Goals:
- Be able to understand ways in which affects influence each other and ways in which affects establish priority.
- Each member should pick three different hypotheses and give a personal, clinical, or literary example that would illustrate these interactions.
Readings:
AIC I-II, “Affect Dynamics,” Chapter 9, SuperVolume I, pp. 151-184.
Bulletin, v4, #1-2-3, 1997, Donald L. Nathanson, “A Goal Is an Image,” pp. 1-6.
Bulletin, v2, #2, 1995, Verda Little, “Affect Theory Study Group Session 2,” pp. 19-21.
Discussion Questions:
- What affect is most likely to be noticed?
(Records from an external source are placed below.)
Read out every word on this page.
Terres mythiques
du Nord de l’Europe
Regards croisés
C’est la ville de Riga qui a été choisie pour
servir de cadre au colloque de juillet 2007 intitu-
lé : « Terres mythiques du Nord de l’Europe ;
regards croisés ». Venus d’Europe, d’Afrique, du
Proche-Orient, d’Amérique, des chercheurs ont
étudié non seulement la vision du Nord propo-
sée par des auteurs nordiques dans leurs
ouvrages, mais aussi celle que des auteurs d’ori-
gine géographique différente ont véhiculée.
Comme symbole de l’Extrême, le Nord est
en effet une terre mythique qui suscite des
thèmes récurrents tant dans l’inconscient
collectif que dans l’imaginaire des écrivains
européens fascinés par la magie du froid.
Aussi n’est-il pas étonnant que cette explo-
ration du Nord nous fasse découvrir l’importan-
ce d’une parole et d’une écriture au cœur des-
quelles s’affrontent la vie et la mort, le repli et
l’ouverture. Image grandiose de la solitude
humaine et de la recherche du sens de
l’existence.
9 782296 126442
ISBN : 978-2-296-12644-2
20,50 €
How does density determine attention?
- What affects are most likely to appear in dreams—why?
- How do affects influence each other?
- Tomkins gives nineteen hypotheses concerning the relation of affect to positive or negative outcomes.
- Can you think of a personal, literary, or clinical example for each of these hypotheses? (For instance, “Reduction of negative affect is rewarding.” When one learns that a feared outcome is not going to occur, one can heave a sigh of relief. Example: The biopsy shows that a supposedly malignant tumor turns out to be benign.)
- How does learning change the expression of innate affect?
- Can an affect be unconscious?
- What are general images?
- What are the four general images concerning the expression of affect?